In its continuing effort to reinvent itself, struggling wireless phone maker Motorola will cut more jobs and focus on designing handheld devices that run Google’s new open source Android operating system, according to the Wall Street Journal.

The company will pare down the number of operating systems for which it currently creates mobile phones to just three: Android, Microsoft’s Windows Mobile and Motorola’s proprietary P2K platform.

The hoped-for effect of these moves is a streamlining of an unwieldy wireless division, which Motorola Co-CEO Sanjay Jha was hired to clean up in August.

Motorola has announced about 10,000 job cuts since early 2007.

The company’s stock was down about 1.5 percent at US$5.74 in mid-day trading on the New York Stock Exchange.

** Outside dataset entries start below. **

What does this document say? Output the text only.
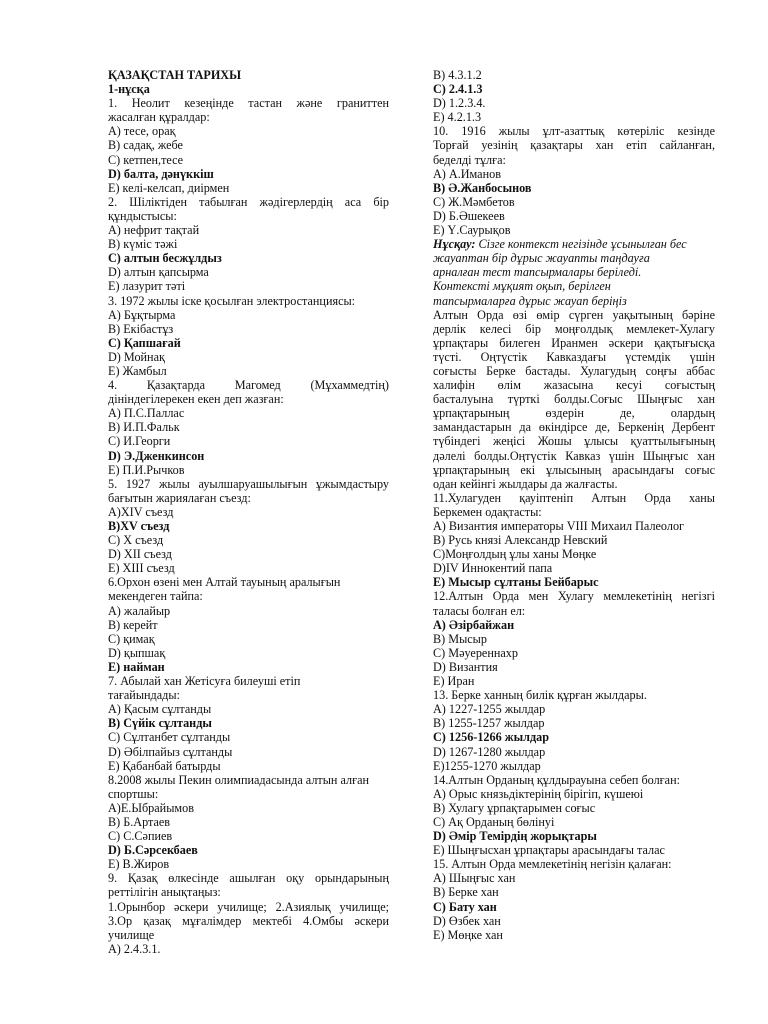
ҚАЗАҚСТАН ТАРИХЫ
1-нұсқа
1. Неолит кезеңінде тастан және граниттен
жасалған құралдар:
А) тесе, орақ
В) садақ, жебе
С) кетпен,тесе
D) балта, дәнүккіш
Е) келі-келсап, диірмен
2. Шіліктіден табылған жәдігерлердің аса бір
құндыстысы:
А) нефрит тақтай
В) күміс тәжі
С) алтын бесжұлдыз
D) алтын қапсырма
Е) лазурит тәті
3. 1972 жылы іске қосылған электростанциясы:
А) Бұқтырма
В) Екібастұз
С) Қапшағай
D) Мойнақ
Е) Жамбыл
4. Қазақтарда Магомед (Мұхаммедтің)
дінiндегілерекен екен деп жазған:
А) П.С.Паллас
В) И.П.Фальк
С) И.Георги
D) Э.Дженкинсон
Е) П.И.Рычков
5. 1927 жылы ауылшаруашылығын ұжымдастыру
бағытын жариялаған съезд:
А)XIV съезд
В)XV съезд
С) X съезд
D) XII съезд
Е) XIII съезд
6.Орхон өзені мен Алтай тауының аралығын
мекендеген тайпа:
А) жалайыр
В) керейт
С) қимақ
D) қыпшақ
Е) найман
7. Абылай хан Жетісуға билеуші етіп
тағайындады:
А) Қасым сұлтанды
В) Сүйік сұлтанды
С) Сұлтанбет сұлтанды
D) Әбілпайыз сұлтанды
Е) Қабанбай батырды
8.2008 жылы Пекин олимпиадасында алтын алған
спортшы:
А)Е.Ыбрайымов
В) Б.Артаев
С) С.Сәпиев
D) Б.Сәрсекбаев
Е) В.Жиров
9. Қазақ өлкесінде ашылған оқу орындарының
реттілігін анықтаңыз:
1.Орынбор әскери училище; 2.Азиялық училище;
3.Ор қазақ мұғалімдер мектебі 4.Омбы әскери
училище
А) 2.4.3.1.
В) 4.3.1.2
С) 2.4.1.3
D) 1.2.3.4.
Е) 4.2.1.3
10. 1916 жылы ұлт-азаттық көтеріліс кезінде
Торғай уезінің қазақтары хан етіп сайланған,
беделді тұлға:
А) А.Иманов
В) Ә.Жанбосынов
С) Ж.Мәмбетов
D) Б.Әшекеев
Е) Ү.Саурықов
Нұсқау: Сізге контекст негізінде ұсынылған бес
жауаптан бір дұрыс жауапты таңдауға
арналған тест тапсырмалары беріледі.
Контекстi мұқият оқып, берілген
тапсырмаларға дұрыс жауап беріңіз
Алтын Орда өзі өмір сүрген уақытының бәріне
дерлік келесі бір моңғолдық мемлекет-Хулагу
ұрпақтары билеген Иранмен әскери қақтығысқа
түсті. Оңтүстік Кавказдағы үстемдік үшін
соғысты Берке бастады. Хулагудың соңғы аббас
халифін өлім жазасына кесуі соғыстың
басталуына түрткі болды.Соғыс Шыңғыс хан
ұрпақтарының өздерін де, олардың
замандастарын да өкіндірсе де, Беркенің Дербент
түбіндегі жеңісі Жошы ұлысы қуаттылығының
дәлелі болды.Оңтүстік Кавказ үшін Шыңғыс хан
ұрпақтарының екі ұлысының арасындағы соғыс
одан кейінгі жылдары да жалғасты.
11.Хулагуден қауіптеніп Алтын Орда ханы
Беркемен одақтасты:
А) Византия императоры VIII Михаил Палеолог
В) Русь князі Александр Невский
С)Моңғолдың ұлы ханы Мөңке
D)IV Иннокентий папа
Е) Мысыр сұлтаны Бейбарыс
12.Алтын Орда мен Хулагу мемлекетінің негізгі
таласы болған ел:
А) Әзірбайжан
В) Мысыр
С) Мәуереннахр
D) Византия
Е) Иран
13. Берке ханның билік құрған жылдары.
А) 1227-1255 жылдар
В) 1255-1257 жылдар
С) 1256-1266 жылдар
D) 1267-1280 жылдар
Е)1255-1270 жылдар
14.Алтын Орданың құлдырауына себеп болған:
А) Орыс князьдіктерінің бірігіп, күшеюі
В) Хулагу ұрпақтарымен соғыс
С) Ақ Орданың бөлінуі
D) Әмір Темірдің жорықтары
Е) Шыңғысхан ұрпақтары арасындағы талас
15. Алтын Орда мемлекетінің негізін қалаған:
А) Шыңғыс хан
В) Берке хан
С) Бату хан
D) Өзбек хан
Е) Мөңке хан
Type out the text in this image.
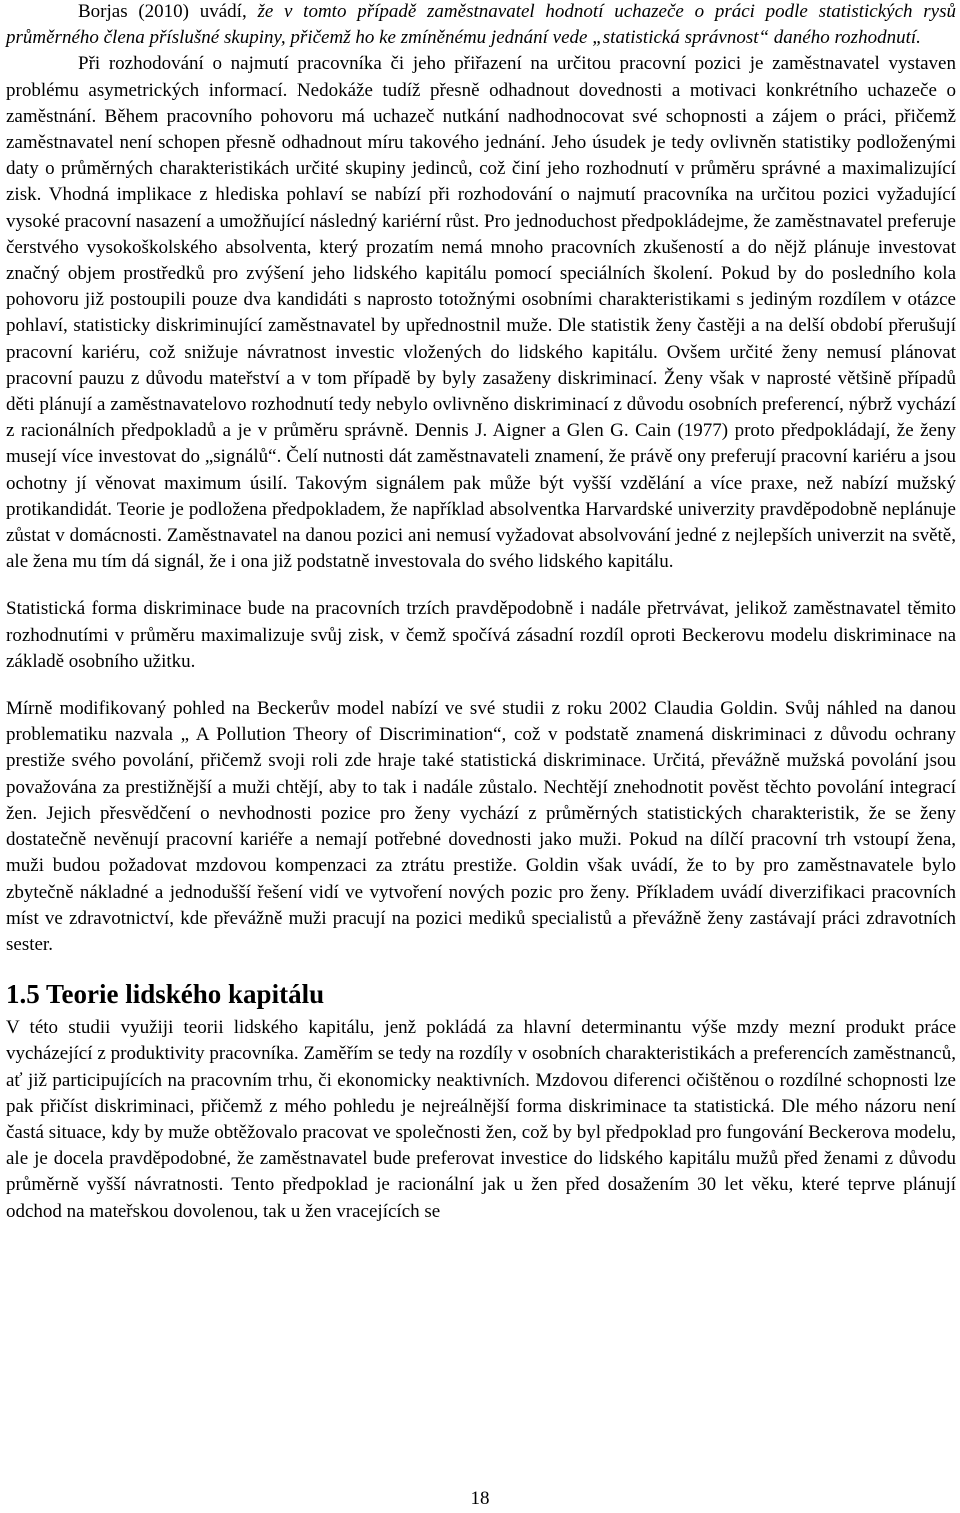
Borjas (2010) uvádí, že v tomto případě zaměstnavatel hodnotí uchazeče o práci podle statistických rysů průměrného člena příslušné skupiny, přičemž ho ke zmíněnému jednání vede „statistická správnost“ daného rozhodnutí.

Při rozhodování o najmutí pracovníka či jeho přiřazení na určitou pracovní pozici je zaměstnavatel vystaven problému asymetrických informací. Nedokáže tudíž přesně odhadnout dovednosti a motivaci konkrétního uchazeče o zaměstnání. Během pracovního pohovoru má uchazeč nutkání nadhodnocovat své schopnosti a zájem o práci, přičemž zaměstnavatel není schopen přesně odhadnout míru takového jednání. Jeho úsudek je tedy ovlivněn statistiky podloženými daty o průměrných charakteristikách určité skupiny jedinců, což činí jeho rozhodnutí v průměru správné a maximalizující zisk. Vhodná implikace z hlediska pohlaví se nabízí při rozhodování o najmutí pracovníka na určitou pozici vyžadující vysoké pracovní nasazení a umožňující následný kariérní růst. Pro jednoduchost předpokládejme, že zaměstnavatel preferuje čerstvého vysokoškolského absolventa, který prozatím nemá mnoho pracovních zkušeností a do nějž plánuje investovat značný objem prostředků pro zvýšení jeho lidského kapitálu pomocí speciálních školení. Pokud by do posledního kola pohovoru již postoupili pouze dva kandidáti s naprosto totožnými osobními charakteristikami s jediným rozdílem v otázce pohlaví, statisticky diskriminující zaměstnavatel by upřednostnil muže. Dle statistik ženy častěji a na delší období přerušují pracovní kariéru, což snižuje návratnost investic vložených do lidského kapitálu. Ovšem určité ženy nemusí plánovat pracovní pauzu z důvodu mateřství a v tom případě by byly zasaženy diskriminací. Ženy však v naprosté většině případů děti plánují a zaměstnavatelovo rozhodnutí tedy nebylo ovlivněno diskriminací z důvodu osobních preferencí, nýbrž vychází z racionálních předpokladů a je v průměru správně. Dennis J. Aigner a Glen G. Cain (1977) proto předpokládají, že ženy musejí více investovat do „signálů“. Čelí nutnosti dát zaměstnavateli znamení, že právě ony preferují pracovní kariéru a jsou ochotny jí věnovat maximum úsilí. Takovým signálem pak může být vyšší vzdělání a více praxe, než nabízí mužský protikandidát. Teorie je podložena předpokladem, že například absolventka Harvardské univerzity pravděpodobně neplánuje zůstat v domácnosti. Zaměstnavatel na danou pozici ani nemusí vyžadovat absolvování jedné z nejlepších univerzit na světě, ale žena mu tím dá signál, že i ona již podstatně investovala do svého lidského kapitálu.

Statistická forma diskriminace bude na pracovních trzích pravděpodobně i nadále přetrvávat, jelikož zaměstnavatel těmito rozhodnutími v průměru maximalizuje svůj zisk, v čemž spočívá zásadní rozdíl oproti Beckerovu modelu diskriminace na základě osobního užitku.

Mírně modifikovaný pohled na Beckerův model nabízí ve své studii z roku 2002 Claudia Goldin. Svůj náhled na danou problematiku nazvala „ A Pollution Theory of Discrimination“, což v podstatě znamená diskriminaci z důvodu ochrany prestiže svého povolání, přičemž svoji roli zde hraje také statistická diskriminace. Určitá, převážně mužská povolání jsou považována za prestižnější a muži chtějí, aby to tak i nadále zůstalo. Nechtějí znehodnotit pověst těchto povolání integrací žen. Jejich přesvědčení o nevhodnosti pozice pro ženy vychází z průměrných statistických charakteristik, že se ženy dostatečně nevěnují pracovní kariéře a nemají potřebné dovednosti jako muži. Pokud na dílčí pracovní trh vstoupí žena, muži budou požadovat mzdovou kompenzaci za ztrátu prestiže. Goldin však uvádí, že to by pro zaměstnavatele bylo zbytečně nákladné a jednodušší řešení vidí ve vytvoření nových pozic pro ženy. Příkladem uvádí diverzifikaci pracovních míst ve zdravotnictví, kde převážně muži pracují na pozici mediků specialistů a převážně ženy zastávají práci zdravotních sester.

1.5 Teorie lidského kapitálu

V této studii využiji teorii lidského kapitálu, jenž pokládá za hlavní determinantu výše mzdy mezní produkt práce vycházející z produktivity pracovníka. Zaměřím se tedy na rozdíly v osobních charakteristikách a preferencích zaměstnanců, ať již participujících na pracovním trhu, či ekonomicky neaktivních. Mzdovou diferenci očištěnou o rozdílné schopnosti lze pak přičíst diskriminaci, přičemž z mého pohledu je nejreálnější forma diskriminace ta statistická. Dle mého názoru není častá situace, kdy by muže obtěžovalo pracovat ve společnosti žen, což by byl předpoklad pro fungování Beckerova modelu, ale je docela pravděpodobné, že zaměstnavatel bude preferovat investice do lidského kapitálu mužů před ženami z důvodu průměrně vyšší návratnosti. Tento předpoklad je racionální jak u žen před dosažením 30 let věku, které teprve plánují odchod na mateřskou dovolenou, tak u žen vracejících se

18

Motorola spokesperson Maya Komadina told the E-Commerce Times that Motorola “does not comment on rumors or speculation,” noting that the company is in a quiet period in anticipation of its third-quarter financial results announcement due out Thursday.

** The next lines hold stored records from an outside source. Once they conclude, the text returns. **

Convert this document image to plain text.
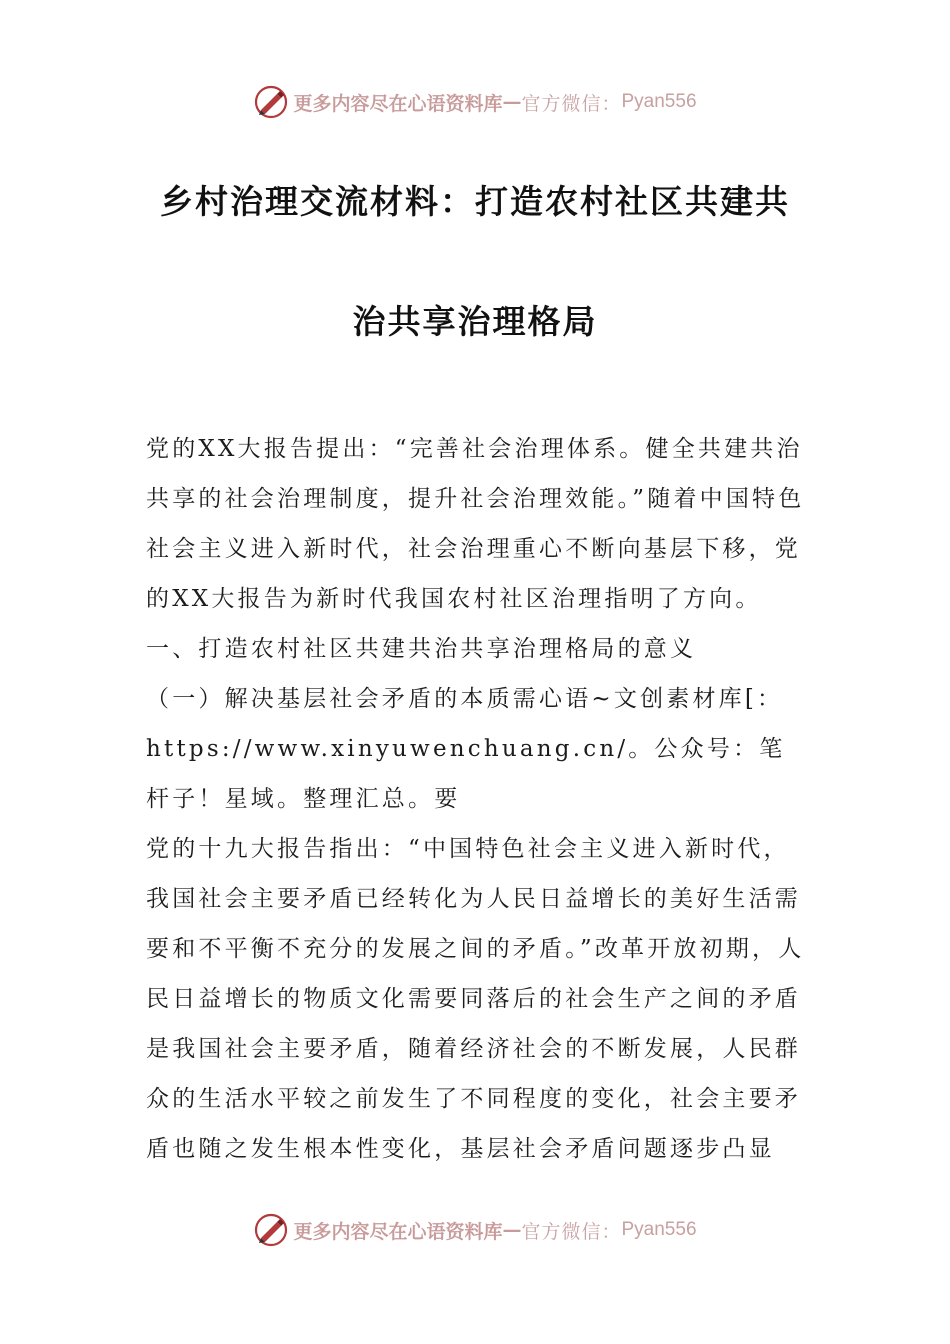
更多内容尽在心语资料库 — 官方微信： Pyan556
乡村治理交流材料：打造农村社区共建共
治共享治理格局

党的XX大报告提出：“完善社会治理体系。健全共建共治共享的社会治理制度，提升社会治理效能。”随着中国特色社会主义进入新时代，社会治理重心不断向基层下移，党的XX大报告为新时代我国农村社区治理指明了方向。

一、打造农村社区共建共治共享治理格局的意义

（一）解决基层社会矛盾的本质需心语~文创素材库[：

https://www.xinyuwenchuang.cn/。公众号：笔杆子！星域。整理汇总。要

党的十九大报告指出：“中国特色社会主义进入新时代，我国社会主要矛盾已经转化为人民日益增长的美好生活需要和不平衡不充分的发展之间的矛盾。”改革开放初期，人民日益增长的物质文化需要同落后的社会生产之间的矛盾是我国社会主要矛盾，随着经济社会的不断发展，人民群众的生活水平较之前发生了不同程度的变化，社会主要矛盾也随之发生根本性变化，基层社会矛盾问题逐步凸显

更多内容尽在心语资料库 — 官方微信： Pyan556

Motorola Needs to Cut the Fat

Jha’s moves to trim the wireless division are not surprising, said Tavis McCourt, an equity analyst with Morgan Keegan & Co.

“They’ve been running at a $300 million operating loss per quarter, so it’s obvious they’ve got to rightsize this organization or they’ll never be able to spin it off,” he told the E-Commerce Times.

The main reason Jha was brought in was to spin off Motorola’s wireless device unit.

One of the problems plaguing the company has been its lack of focus, an approach has turned its wireless division into a bloated, inefficient unit.

“In terms of its operating systems, they haven’t tried to concentrate on a single handset technology, so they don’t get a lot of scale or purchasing power,” McCourt said. “From a software perspective, it takes a lot more software engineers for six platforms than it does for one or two.”

Big Bet on Android

Google’s Android is based on Linux, an open source operating system with its source code open to the public. The strategy behind making Android open source is that it will appeal to a wider base of software developers than proprietary architectures such as Microsoft Windows and Apple OS X.

However, just one phone maker, HTC, currently makes an Android-based phone — the G1, which is available in the U.S. only through T-Mobile.

“It’s a little surprising how big of a bet they’re making on Android,” Morgan Keegan’s McCourt said. “Motorola is also making itself dependent on the handset manufacturers and the carriers supporting Android.”

The company faces another potential risk in its decision to concentrate on just three mobile operating systems — lower margins.

“If [Motorola’s] going to be reselling Windows Mobile at the high end, Android at the mid-tier and P2K at the low end, they’re locking themselves into strictly being a hardware manufacturer,” McCourt said. “It’s hard to maintain gross margins in that business.”

McCourt pointed to the PC market as an example.

“PC vendors like HP and Dell just use Microsoft’s operating system,” he said. “Those companies have gross margins in just the high teens. The same thing is true in the mobile world. If you’re going to resell someone else’s operating system, your margins will flow through the operating system’s vendors.”

The shift in strategy also indicates that Motorola’s Jha has not been blown away by much of the handset software technologies that were in development prior to his arrival last August.

“The new CEO is clearly so unimpressed with the company’s own software that he’s scratched almost all of those projects,” McCourt said.